Page MenuHomePhabricator

Smooth out quirks in the <poem> tag to ease consistent rendering across parsers
Open, LowPublic

Description

Split out from T54061#4110198.

Following an IRC discussion in #mediawiki-parsoid on or about 2018-04-05:

  • We'll get rid of the special handling of :, but preserve the existing appearance by using CSS. So end users won't notice a change, unless they have custom CSS rules with selectors like div.poem > span or .mw-poem-indented, which will not work anymore. This will address T123216.
  • The compact attribute is going to be killed. (We didn't actually discuss this, but everyone appears to agree that it is useless.) This will address T16910.
  • We'll try to solve the T124144 <hr> issue as well. Existing patches for that task will be insufficient to deal with the problem when <pre> is used.
  • Once those things are done, @ssastry suggested to follow this plan:
    • get feedback from Wikisource
    • do visual diffs if required as part of that
    • merge the patch https://gerrit.wikimedia.org/r/#/c/328887/
    • evaluate if there is anything we want to deprecate via linter (e.g. intra-line whitespace)
    • reevaluate whether we want to merge this into core as <lines> as the original proposal stood

Event Timeline

TTO claimed this task.May 14 2018, 12:01 PM
TTO triaged this task as Low priority.
TTO created this task.

I will work on this in two weeks from now. If I don't, please ping and/or unassign me.

@TTO: Pinging you as per your request. :)

TTO added a comment.Jun 11 2018, 8:25 PM

Heh, thanks Andre! I have simply been too busy to work on this. I've set a reminder for Saturday.

Change 328887 had a related patch set uploaded (by TTO; owner: TTO):
[mediawiki/extensions/Poem@master] Switch <poem> to output HTML <pre> instead of <div>

https://gerrit.wikimedia.org/r/328887

TTO added a comment.EditedJun 16 2018, 11:25 AM

@cscott @ssastry Here is what I have come up with:

My latest reimplementation of <poem> is indent-pre with the following differences:

  • <poem> is displayed as normal text with white-space: pre-wrap, not in monospace with white-space: pre and a box around it. And because it's a tag, it can have inline styles, classes, etc.
  • Multiple consecutive intra-line space characters are folded into a single space. (We generally agree that we want to get rid of this difference in the long term.)
  • Block-level #*:; formatting and horizontal rules ---- are permitted.
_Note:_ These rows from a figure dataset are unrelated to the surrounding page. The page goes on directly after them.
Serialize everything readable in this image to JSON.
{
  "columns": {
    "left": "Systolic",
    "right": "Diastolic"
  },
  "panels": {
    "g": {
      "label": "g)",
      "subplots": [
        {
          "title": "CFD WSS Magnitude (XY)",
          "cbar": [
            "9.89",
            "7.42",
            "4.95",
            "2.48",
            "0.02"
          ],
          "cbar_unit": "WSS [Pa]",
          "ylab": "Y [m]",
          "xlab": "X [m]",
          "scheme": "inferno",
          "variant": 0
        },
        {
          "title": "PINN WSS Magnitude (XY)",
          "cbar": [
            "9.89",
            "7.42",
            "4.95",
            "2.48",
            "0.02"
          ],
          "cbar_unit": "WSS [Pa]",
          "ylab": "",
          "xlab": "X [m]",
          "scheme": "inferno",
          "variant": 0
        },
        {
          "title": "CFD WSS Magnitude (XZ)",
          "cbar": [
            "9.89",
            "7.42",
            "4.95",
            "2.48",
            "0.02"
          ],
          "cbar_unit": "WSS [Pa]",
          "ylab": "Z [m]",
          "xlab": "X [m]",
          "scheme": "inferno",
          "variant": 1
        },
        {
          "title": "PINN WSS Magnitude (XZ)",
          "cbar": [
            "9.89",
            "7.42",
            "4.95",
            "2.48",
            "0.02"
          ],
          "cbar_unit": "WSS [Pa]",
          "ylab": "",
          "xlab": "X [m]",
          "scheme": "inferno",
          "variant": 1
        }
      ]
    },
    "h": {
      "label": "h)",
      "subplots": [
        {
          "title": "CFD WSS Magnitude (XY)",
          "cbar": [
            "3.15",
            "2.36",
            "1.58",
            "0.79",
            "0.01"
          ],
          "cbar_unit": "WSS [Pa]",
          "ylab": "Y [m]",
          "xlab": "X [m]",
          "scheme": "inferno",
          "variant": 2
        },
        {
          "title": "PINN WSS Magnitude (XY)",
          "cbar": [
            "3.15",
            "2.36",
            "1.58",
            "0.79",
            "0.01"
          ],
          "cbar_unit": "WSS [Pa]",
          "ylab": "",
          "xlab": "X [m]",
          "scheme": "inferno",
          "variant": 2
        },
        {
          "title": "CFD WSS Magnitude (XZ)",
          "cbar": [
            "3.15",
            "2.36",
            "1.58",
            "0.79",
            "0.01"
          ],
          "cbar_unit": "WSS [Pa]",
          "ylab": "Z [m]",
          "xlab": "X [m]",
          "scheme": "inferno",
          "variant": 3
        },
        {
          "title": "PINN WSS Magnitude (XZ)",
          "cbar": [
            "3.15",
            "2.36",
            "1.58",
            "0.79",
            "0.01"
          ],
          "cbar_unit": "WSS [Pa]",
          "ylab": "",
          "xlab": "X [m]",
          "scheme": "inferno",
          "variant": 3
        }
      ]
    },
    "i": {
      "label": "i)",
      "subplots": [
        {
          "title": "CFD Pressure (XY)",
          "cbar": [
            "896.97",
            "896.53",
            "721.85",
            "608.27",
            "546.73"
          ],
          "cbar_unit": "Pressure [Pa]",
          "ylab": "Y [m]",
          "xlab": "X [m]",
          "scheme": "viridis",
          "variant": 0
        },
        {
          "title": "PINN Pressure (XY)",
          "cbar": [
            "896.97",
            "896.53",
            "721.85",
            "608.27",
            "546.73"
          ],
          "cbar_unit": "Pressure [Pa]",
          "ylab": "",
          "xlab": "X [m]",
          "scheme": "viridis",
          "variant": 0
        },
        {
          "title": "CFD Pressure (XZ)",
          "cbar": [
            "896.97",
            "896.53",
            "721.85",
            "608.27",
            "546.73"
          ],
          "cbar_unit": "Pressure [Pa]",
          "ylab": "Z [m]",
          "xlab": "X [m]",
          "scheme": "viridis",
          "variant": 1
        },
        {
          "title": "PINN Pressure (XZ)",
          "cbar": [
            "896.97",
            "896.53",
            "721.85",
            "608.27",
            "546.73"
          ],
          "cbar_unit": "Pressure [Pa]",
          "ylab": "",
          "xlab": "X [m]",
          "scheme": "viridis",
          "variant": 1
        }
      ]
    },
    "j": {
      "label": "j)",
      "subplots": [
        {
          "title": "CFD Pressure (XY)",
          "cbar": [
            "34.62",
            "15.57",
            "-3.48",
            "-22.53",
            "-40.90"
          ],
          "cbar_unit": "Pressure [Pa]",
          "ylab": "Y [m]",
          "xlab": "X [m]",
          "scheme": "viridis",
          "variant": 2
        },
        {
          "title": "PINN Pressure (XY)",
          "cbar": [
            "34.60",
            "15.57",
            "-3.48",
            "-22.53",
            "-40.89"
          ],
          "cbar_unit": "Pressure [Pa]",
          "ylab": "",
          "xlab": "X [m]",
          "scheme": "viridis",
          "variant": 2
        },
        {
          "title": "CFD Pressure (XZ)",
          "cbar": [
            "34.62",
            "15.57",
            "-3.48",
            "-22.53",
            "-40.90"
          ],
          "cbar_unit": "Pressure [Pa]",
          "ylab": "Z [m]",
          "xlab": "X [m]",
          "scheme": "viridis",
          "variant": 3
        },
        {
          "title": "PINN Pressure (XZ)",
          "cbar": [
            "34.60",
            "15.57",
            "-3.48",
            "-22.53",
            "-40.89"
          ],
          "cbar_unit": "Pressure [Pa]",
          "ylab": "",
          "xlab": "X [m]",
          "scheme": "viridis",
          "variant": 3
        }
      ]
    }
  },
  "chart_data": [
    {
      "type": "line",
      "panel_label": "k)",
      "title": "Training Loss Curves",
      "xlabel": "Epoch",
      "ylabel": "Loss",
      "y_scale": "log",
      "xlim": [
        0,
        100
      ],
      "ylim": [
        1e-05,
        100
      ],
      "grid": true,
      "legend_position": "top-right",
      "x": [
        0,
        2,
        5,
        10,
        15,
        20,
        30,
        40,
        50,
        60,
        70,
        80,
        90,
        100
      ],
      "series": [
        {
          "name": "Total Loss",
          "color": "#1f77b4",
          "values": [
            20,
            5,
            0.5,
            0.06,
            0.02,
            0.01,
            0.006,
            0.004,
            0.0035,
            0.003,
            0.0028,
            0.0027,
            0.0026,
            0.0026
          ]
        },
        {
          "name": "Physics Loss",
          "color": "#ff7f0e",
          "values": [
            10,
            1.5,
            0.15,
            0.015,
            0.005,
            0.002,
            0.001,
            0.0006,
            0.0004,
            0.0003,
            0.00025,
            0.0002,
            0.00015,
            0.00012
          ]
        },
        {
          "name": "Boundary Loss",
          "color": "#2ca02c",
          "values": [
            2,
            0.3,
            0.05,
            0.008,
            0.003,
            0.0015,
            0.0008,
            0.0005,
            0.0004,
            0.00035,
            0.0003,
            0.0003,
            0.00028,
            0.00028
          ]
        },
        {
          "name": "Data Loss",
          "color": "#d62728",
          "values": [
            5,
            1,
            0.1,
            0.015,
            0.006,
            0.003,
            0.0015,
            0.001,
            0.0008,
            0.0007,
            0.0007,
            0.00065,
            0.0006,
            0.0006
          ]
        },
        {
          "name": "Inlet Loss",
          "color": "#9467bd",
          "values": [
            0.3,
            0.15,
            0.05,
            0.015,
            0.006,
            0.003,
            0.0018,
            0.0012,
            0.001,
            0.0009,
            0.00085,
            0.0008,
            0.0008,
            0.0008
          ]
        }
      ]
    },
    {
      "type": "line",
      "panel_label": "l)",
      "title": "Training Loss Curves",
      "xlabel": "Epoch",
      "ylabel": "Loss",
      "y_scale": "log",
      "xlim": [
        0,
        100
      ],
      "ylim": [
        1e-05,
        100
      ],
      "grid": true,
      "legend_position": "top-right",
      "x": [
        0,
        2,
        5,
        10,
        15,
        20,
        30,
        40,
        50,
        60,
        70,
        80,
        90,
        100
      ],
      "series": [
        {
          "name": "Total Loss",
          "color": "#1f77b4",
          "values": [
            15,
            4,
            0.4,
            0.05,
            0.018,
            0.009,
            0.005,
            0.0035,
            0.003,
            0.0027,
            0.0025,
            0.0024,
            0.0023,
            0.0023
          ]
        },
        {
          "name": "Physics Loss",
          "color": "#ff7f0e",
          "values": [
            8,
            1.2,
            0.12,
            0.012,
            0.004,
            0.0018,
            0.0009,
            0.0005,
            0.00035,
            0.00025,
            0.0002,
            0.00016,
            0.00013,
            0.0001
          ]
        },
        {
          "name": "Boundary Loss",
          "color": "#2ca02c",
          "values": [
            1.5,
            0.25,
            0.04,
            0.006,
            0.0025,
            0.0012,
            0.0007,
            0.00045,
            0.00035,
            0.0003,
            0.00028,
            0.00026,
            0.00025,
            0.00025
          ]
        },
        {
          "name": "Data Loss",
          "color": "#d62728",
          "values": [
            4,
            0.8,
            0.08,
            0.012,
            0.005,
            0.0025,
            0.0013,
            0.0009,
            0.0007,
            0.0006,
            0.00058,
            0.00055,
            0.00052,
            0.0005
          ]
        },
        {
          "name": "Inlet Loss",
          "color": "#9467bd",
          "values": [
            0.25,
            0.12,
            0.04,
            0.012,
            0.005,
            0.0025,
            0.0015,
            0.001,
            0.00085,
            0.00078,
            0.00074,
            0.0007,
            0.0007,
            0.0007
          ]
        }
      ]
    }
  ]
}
It turns out to be quite difficult to achieve this behaviour with the PHP parser, because it loves to add <p> tags in all kinds of stupid places, even when you're trying your best to make everything an indent-pre. I'm not at all familiar with the Parsoid code base, but I hope it is much cleaner to implement this there. If the Parsoid implementation is nice, then I think it is OK to tolerate the slightly hacky approach in the legacy parser (can I call it "legacy" yet?).

My hope is that this is a refreshing, simple approach that resonates with you (even if the proposed implementation leaves a little bit to be desired). Let me know your thoughts.

Vvjjkkii renamed this task from Smooth out quirks in the <poem> tag to ease consistent rendering across parsers to c0caaaaaaa.Jul 1 2018, 1:10 AM
Vvjjkkii removed TTO as the assignee of this task.
Vvjjkkii raised the priority of this task from Low to High.
Vvjjkkii updated the task description. (Show Details)
Vvjjkkii removed subscribers: gerritbot, Aklapper.
CommunityTechBot renamed this task from c0caaaaaaa to Smooth out quirks in the <poem> tag to ease consistent rendering across parsers.Jul 2 2018, 1:33 PM
CommunityTechBot assigned this task to TTO.
CommunityTechBot lowered the priority of this task from High to Low.
CommunityTechBot updated the task description. (Show Details)
CommunityTechBot added subscribers: gerritbot, Aklapper.

My latest reimplementation of <poem> is indent-pre with the following differences:

  • <poem> is displayed as normal text with white-space: pre-wrap, not in monospace with white-space: pre and a box around it. And because it's a tag, it can have inline styles, classes, etc.
  • Multiple consecutive intra-line space characters are folded into a single space. (We generally agree that we want to get rid of this difference in the long term.)
  • Block-level #*:; formatting and horizontal rules ---- are permitted.

This seems pretty reasonable from a semantics point-of-view, especially if we can remove the middle "consecutive intra-line space character" behavior (or move it into CSS, I think that's basically white-space: pre-line?). Then it's basically just a CSS style change and "allow markup which requires a start of line context".

Hopefully we can make good test cases and confirm that a Parsoid implementation of these semantics is "natural".